Page 122 of Never Let You Go

“No, don’t buy anything,” I order her. No way is she spending money on me.

I’ve been wanting to spoil her, and she’s just given me an excuse.

thirty-four

Alexandra

Afew days later, I find several packages on my bed, all wrapped and tied with ribbons.

There’s a note attached to it:

Be you

C.

I unwrap the packages, and my heart fills with something new. Gratitude. Gratitude for being seen. Heard.

Understood.

Inside the small box is a clip-on lens for a camera, to take close-ups. The larger boxes hold two ring lights, a tripod, and a mike.

This means the world to me.

It means he cares about what I do, he sees me for who I am, and he’s not trying to force me into a mold I’m not cut for.

He’s encouraging me to do what I like.

Allowing me to be me.

No one has ever done that for me.

I’m not sure how to thank him, so I write a thank-you note and sneak into his bedroom to tuck it under his pillow.

I’ve never been inside Christopher’s bedroom. It’s large, simply furnished. Masculine. There’s a king-size bed with a mahogany headboard and a navy-blue comforter. The furniture matches the headboard. The room is bare, with no decorations or objects, except for a photo of Skye when she must have been about two years old, all round cheeks, large dark eyes, and curly hair flying in the wind.

Apart from the picture, the only sign that this is Christopher’s room is a low armchair with his dark gray cable-knit sweater swung over it.

I trail my hand on the edge of the bed as I silently make my way to the head. I was planning on dashing in and out of the room, tucking my note on or under the pillow for him to find tonight, but I’m hypnotized and can’t pull myself away.

This is where Christopher sleeps, where his body lays at night, right below my own bedroom. Where his dreams take place, and his hopes carry him and unravel. I imagine his body splayed across the bed, tangled in the sheets. I run a finger on the pillow and tuck my note under it, leaning in to inhale the scent of his sheets.

“Find something you like?”

His voice startles me. “I—I just came to say thank you,” I say, straightening myself. He’s still adamant about me never being in his room, and I feel like I’m trespassing. “I left you something,” I say, blushing as I make my way to the door.

He kicks the door closed and pulls me against him. Trailing his hands lightly up and down my back, he breathes in my hair.

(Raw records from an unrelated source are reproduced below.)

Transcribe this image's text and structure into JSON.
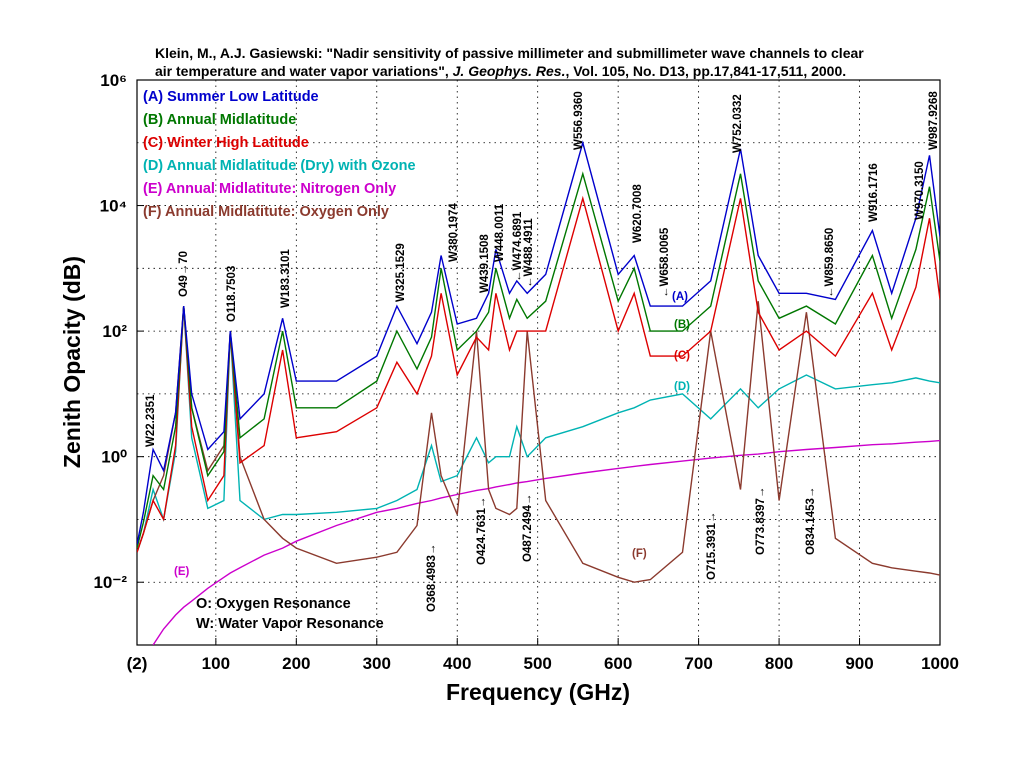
{
  "chart_data": {
    "type": "line",
    "title": [
      "Klein, M., A.J. Gasiewski: \"Nadir sensitivity of passive millimeter and submillimeter wave channels to clear",
      [
        "air temperature  and water vapor variations\", ",
        "J. Geophys. Res.",
        ", Vol. 105, No. D13, pp.17,841-17,511, 2000."
      ]
    ],
    "xlabel": "Frequency (GHz)",
    "ylabel": "Zenith Opacity (dB)",
    "log_y": true,
    "grid": true,
    "xlim": [
      2,
      1000
    ],
    "ylim": [
      0.001,
      1000000
    ],
    "xticks": [
      {
        "value": 2,
        "label": "(2)"
      },
      100,
      200,
      300,
      400,
      500,
      600,
      700,
      800,
      900,
      1000
    ],
    "yticks": [
      {
        "value": 0.01,
        "label": "10⁻²"
      },
      {
        "value": 1,
        "label": "10⁰"
      },
      {
        "value": 100,
        "label": "10²"
      },
      {
        "value": 10000,
        "label": "10⁴"
      },
      {
        "value": 1000000,
        "label": "10⁶"
      }
    ],
    "y_minor_ticks": [
      0.1,
      10,
      1000,
      100000
    ],
    "x": [
      2,
      10,
      22,
      35,
      50,
      60,
      70,
      90,
      110,
      118,
      130,
      160,
      183,
      200,
      250,
      300,
      325,
      350,
      368,
      380,
      400,
      424,
      439,
      448,
      465,
      474,
      487,
      510,
      556,
      600,
      620,
      640,
      680,
      715,
      752,
      774,
      800,
      834,
      870,
      916,
      940,
      970,
      987,
      1000
    ],
    "series": [
      {
        "name": "(A) Summer Low Latitude",
        "color": "#0000cc",
        "values": [
          0.04,
          0.13,
          1.3,
          0.6,
          5,
          250,
          10,
          1.3,
          2.5,
          100,
          4,
          10,
          160,
          16,
          16,
          40,
          250,
          63,
          200,
          1600,
          130,
          160,
          400,
          2000,
          400,
          630,
          400,
          800,
          100000,
          800,
          1600,
          250,
          250,
          630,
          80000,
          1600,
          400,
          400,
          320,
          4000,
          400,
          6300,
          63000,
          3200
        ]
      },
      {
        "name": "(B) Annual Midlatitude",
        "color": "#007700",
        "values": [
          0.035,
          0.09,
          0.5,
          0.3,
          3,
          250,
          6,
          0.5,
          1.2,
          100,
          2,
          4,
          100,
          6,
          6,
          16,
          100,
          25,
          80,
          1000,
          50,
          100,
          200,
          1000,
          160,
          320,
          160,
          300,
          32000,
          300,
          1000,
          100,
          100,
          250,
          32000,
          630,
          160,
          250,
          130,
          1600,
          160,
          2000,
          20000,
          1300
        ]
      },
      {
        "name": "(C) Winter High Latitude",
        "color": "#dd0000",
        "values": [
          0.03,
          0.06,
          0.2,
          0.1,
          1.5,
          250,
          3,
          0.2,
          0.5,
          100,
          0.8,
          1.5,
          50,
          2,
          2.5,
          6,
          32,
          10,
          40,
          400,
          20,
          80,
          50,
          400,
          50,
          100,
          100,
          100,
          13000,
          100,
          400,
          40,
          40,
          100,
          13000,
          200,
          50,
          100,
          40,
          400,
          50,
          500,
          6300,
          320
        ]
      },
      {
        "name": "(D) Annual Midlatitude (Dry) with Ozone",
        "color": "#00b3b3",
        "values": [
          0.03,
          0.06,
          0.3,
          0.1,
          1.2,
          250,
          2,
          0.15,
          0.2,
          100,
          0.2,
          0.1,
          0.12,
          0.12,
          0.13,
          0.15,
          0.2,
          0.3,
          1.5,
          0.4,
          0.5,
          2,
          0.8,
          1,
          1,
          3,
          1,
          2,
          3,
          5,
          6,
          8,
          10,
          4,
          12,
          6,
          12,
          20,
          12,
          14,
          15,
          18,
          16,
          15
        ]
      },
      {
        "name": "(E) Annual Midlatitute: Nitrogen Only",
        "color": "#cc00cc",
        "values": [
          null,
          null,
          0.001,
          0.0018,
          0.003,
          0.004,
          0.005,
          0.008,
          0.012,
          0.014,
          0.017,
          0.027,
          0.035,
          0.045,
          0.08,
          0.13,
          0.15,
          0.18,
          0.2,
          0.22,
          0.25,
          0.29,
          0.31,
          0.33,
          0.36,
          0.38,
          0.4,
          0.45,
          0.55,
          0.65,
          0.7,
          0.75,
          0.85,
          0.95,
          1.05,
          1.1,
          1.2,
          1.3,
          1.4,
          1.55,
          1.6,
          1.7,
          1.75,
          1.8
        ]
      },
      {
        "name": "(F) Annual Midlatitute: Oxygen Only",
        "color": "#8b3a2e",
        "values": [
          0.03,
          0.06,
          0.2,
          0.5,
          5,
          250,
          6,
          0.6,
          1.5,
          100,
          1,
          0.1,
          0.05,
          0.035,
          0.02,
          0.025,
          0.03,
          0.08,
          5,
          0.5,
          0.12,
          100,
          0.3,
          0.15,
          0.12,
          0.15,
          100,
          0.2,
          0.02,
          0.012,
          0.01,
          0.011,
          0.03,
          100,
          0.3,
          300,
          0.2,
          200,
          0.05,
          0.02,
          0.017,
          0.015,
          0.014,
          0.013
        ]
      }
    ],
    "curve_labels": [
      "(A)",
      "(B)",
      "(C)",
      "(D)",
      "(E)",
      "(F)"
    ],
    "line_labels": [
      "W22.2351",
      "O49→70",
      "O118.7503",
      "W183.3101",
      "W325.1529",
      "W380.1974",
      "W439.1508",
      "W448.0011",
      "←W474.6891",
      "←W488.4911",
      "W556.9360",
      "W620.7008",
      "←W658.0065",
      "W752.0332",
      "←W859.8650",
      "W916.1716",
      "W970.3150",
      "W987.9268",
      "O368.4983→",
      "O424.7631→",
      "O487.2494→",
      "O715.3931→",
      "O773.8397→",
      "O834.1453→"
    ],
    "notes": [
      "O: Oxygen Resonance",
      "W: Water Vapor Resonance"
    ]
  }
}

His erection, now familiar to my body, finds its habitual place against my belly, its pulsing unraveling an urgent desire I didn’t feel moments ago.

My heart stutters at the knowledge that we’re in his bedroom.

And I’ve gone from emotionally overwhelmed to sexually crazed in less than sixty seconds.

“Thank you for what?” he says, his voice raw.

The bakery is quiet, and there’s still at least a half hour before he needs to go pick up Skye from school.

I reach behind him to lock the deadbolt, pull him by his belt hooks, push him into the armchair, and kneel between his legs.

He groans and fists my hair while I get to work on his zipper and boxer shorts. “Fuck, Alexandra, it was only a small lens.” He smirks and then shuts up with a hiss when I pull out his heavy cock. I twirl my tongue on the tip, my gaze on his. His hooded eyelids are heavy with desire, and I tether myself to them. Never breaking eye contact, I take him in my mouth, inch by inch, teasing and licking and sucking. His hand is light in my hair. “Fuck, Alexandra,” he whispers, petting me.